L’objectif ? Mieux connaître les conditions de vie des Calédoniens âgés de 15 à 30 ans, en portant une attention particulière à leurs modes de consommation de substances psychoactives, mais également connaître les expériences et les visions des professionnels qui travaillent avec les jeunes. Lors de la première phase de cette étude, pas moins de 1 200 jeunes (lycéens, en recherche d’emplois ou en service civique) et 124 professionnels (policiers, éducateurs, professeurs ou encore psychologues) ont été interrogés via des questionnaires en ligne.
Épaulée sur le terrain par deux anthropologues locaux, Évelyne Barthou, maîtresse de conférences à l’université de Pau et des Pays de l’Adour, notamment spécialisée en sociologie de l’éducation et de la jeunesse, livre quelques observations : “Si la quasi-totalité est consciente des dangers des drogues sur leur santé, trois quarts des jeunes interrogés disent consommer alcool et cannabis de manière festive, en groupe et parfois en famille”. 50% d’entre eux confient d’ailleurs avoir déjà vu leurs parents fumer du cannabis.
Un décalage entre la vision des professionnels et la réalité
L’enseignante-chercheuse a également décortiqué les résultats en fonction des communautés auxquelles les jeunes se sentent appartenir. Et un important décalage est notamment observé avec les représentations des professionnels. “On retrouve par exemple une sur-représentation de personnes se déclarant Vanuatais et Wallisiens chez les gros consommateurs, alors que du côté des professionnels, ce sont souvent les jeunes Kanak qui sont pensés comme les plus gros consommateurs. Ce qui n’est pas forcément le cas.”
Pour la consommation d’autres drogues que le cannabis et l’alcool, ce sont plutôt les Vanuatais et les Métropolitains (particulièrement pour la cocaïne) qui sont sur-représentés. “Et eux ne sont pas forcément pensés comme des consommateurs problématiques par les professionnels.”
La priorité, c’est avant tout de comprendre cette jeunesse et de lui donner la parole, elle a plein de choses à dire.

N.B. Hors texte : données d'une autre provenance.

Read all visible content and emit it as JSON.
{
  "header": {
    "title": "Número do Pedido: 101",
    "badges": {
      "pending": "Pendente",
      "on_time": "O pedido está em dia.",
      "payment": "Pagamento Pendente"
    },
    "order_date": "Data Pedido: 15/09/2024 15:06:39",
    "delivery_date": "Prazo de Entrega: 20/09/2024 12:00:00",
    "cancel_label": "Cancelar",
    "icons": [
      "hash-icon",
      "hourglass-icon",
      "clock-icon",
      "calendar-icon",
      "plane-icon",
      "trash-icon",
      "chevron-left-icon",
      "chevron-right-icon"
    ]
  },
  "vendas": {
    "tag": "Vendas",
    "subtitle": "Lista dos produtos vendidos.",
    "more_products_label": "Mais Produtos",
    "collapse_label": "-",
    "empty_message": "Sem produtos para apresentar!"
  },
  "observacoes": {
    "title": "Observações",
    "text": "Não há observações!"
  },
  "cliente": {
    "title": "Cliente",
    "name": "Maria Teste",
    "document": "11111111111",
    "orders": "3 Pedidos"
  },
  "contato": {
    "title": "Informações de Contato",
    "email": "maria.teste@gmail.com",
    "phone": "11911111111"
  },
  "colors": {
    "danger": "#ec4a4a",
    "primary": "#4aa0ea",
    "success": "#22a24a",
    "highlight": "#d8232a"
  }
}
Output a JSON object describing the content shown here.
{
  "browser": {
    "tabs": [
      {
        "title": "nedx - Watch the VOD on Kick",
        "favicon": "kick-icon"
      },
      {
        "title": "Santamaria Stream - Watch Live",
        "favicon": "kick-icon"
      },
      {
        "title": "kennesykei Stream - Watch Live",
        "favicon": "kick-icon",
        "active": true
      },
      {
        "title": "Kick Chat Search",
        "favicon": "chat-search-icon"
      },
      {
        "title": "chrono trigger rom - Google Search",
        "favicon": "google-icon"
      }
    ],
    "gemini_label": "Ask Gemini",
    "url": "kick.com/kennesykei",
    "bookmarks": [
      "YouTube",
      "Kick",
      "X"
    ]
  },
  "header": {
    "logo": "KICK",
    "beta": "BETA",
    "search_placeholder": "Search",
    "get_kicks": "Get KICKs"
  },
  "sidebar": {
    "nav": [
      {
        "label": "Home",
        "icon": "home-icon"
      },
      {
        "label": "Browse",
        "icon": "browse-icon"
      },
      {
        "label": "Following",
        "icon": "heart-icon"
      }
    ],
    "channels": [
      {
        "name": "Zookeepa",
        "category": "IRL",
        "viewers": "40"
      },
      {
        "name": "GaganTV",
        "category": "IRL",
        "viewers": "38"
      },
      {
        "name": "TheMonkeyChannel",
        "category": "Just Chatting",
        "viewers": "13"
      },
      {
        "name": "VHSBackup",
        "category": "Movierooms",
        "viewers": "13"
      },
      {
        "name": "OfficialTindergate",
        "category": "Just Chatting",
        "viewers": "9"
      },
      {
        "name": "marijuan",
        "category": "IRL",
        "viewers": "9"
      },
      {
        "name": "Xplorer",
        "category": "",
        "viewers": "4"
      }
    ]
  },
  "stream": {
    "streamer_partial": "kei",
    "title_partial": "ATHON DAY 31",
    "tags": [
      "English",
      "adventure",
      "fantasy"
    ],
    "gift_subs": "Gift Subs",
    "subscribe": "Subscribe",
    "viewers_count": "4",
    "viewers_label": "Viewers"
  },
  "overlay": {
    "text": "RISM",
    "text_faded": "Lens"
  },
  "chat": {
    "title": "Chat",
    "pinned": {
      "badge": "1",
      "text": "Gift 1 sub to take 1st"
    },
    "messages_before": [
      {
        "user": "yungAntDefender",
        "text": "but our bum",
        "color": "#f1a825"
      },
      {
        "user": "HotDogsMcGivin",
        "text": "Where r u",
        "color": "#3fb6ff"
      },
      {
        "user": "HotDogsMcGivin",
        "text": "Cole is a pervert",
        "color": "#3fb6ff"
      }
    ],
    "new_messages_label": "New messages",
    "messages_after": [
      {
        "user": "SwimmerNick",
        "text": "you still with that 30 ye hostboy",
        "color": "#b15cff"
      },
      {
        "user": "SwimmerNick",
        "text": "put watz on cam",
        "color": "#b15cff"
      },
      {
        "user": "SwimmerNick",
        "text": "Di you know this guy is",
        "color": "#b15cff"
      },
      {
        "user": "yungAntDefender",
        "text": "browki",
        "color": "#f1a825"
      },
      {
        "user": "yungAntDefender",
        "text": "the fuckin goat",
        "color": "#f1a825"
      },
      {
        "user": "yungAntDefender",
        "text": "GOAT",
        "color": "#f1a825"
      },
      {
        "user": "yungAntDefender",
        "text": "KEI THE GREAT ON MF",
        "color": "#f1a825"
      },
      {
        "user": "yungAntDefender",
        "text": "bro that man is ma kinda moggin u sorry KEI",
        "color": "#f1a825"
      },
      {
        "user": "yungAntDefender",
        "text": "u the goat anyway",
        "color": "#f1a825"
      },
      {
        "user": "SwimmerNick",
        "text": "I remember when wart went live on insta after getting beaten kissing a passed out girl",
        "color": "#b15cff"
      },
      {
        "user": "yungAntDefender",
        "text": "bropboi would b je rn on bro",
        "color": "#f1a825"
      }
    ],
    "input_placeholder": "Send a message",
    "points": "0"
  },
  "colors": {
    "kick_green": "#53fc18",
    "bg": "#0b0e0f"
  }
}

Évelyne Barthou, enseignante-chercheuse en sociologie
Incompréhension
Parmi les professionnels, 75% pensent que les jeunes vont mal, alors que 61% des jeunes interrogés déclarent avoir une excellente santé mentale. “Quand on voit le décalage entre leur représentation et ce que ressentent les jeunes, on voit bien qu’il y a un travail qui pourrait être conduit sur la jeunesse de façon plus large et pas que sur les questions de consommation et d’addiction, relève Évelyne Barthou. Il faudrait former ces professionnels, qui arrivent souvent de Métropole, et penser aussi, peut-être, à un recrutement plus local auprès de jeunes qui ont envie de travailler et de s’investir, mais qui n’arrivent pas toujours à passer les concours.”
Parmi les jeunes qui ont déjà consulté pour un problème d’addiction, deux tiers révèlent ne pas avoir reçu l’aide attendue par des professionnels et un quart estiment que ces derniers n’ont pas compris leurs problèmes.
Rapport complet courant 2024
L’étude - financée par le Fonds d’expérimentation pour la jeunesse et qui s’appuie sur les projets de la Croix-Rouge et de la mairie de Dumbéa autour de la prévention des pratiques addictives des jeunes calédoniens - est entrée depuis plusieurs mois dans sa deuxième phase, avec des entretiens et des observations réalisées sur le terrain.
Suivront l’analyse des données, en début d’année prochaine, puis la publication d’un rapport complet courant 2024 qui devrait contribuer à l’amélioration des politiques de jeunesse du territoire.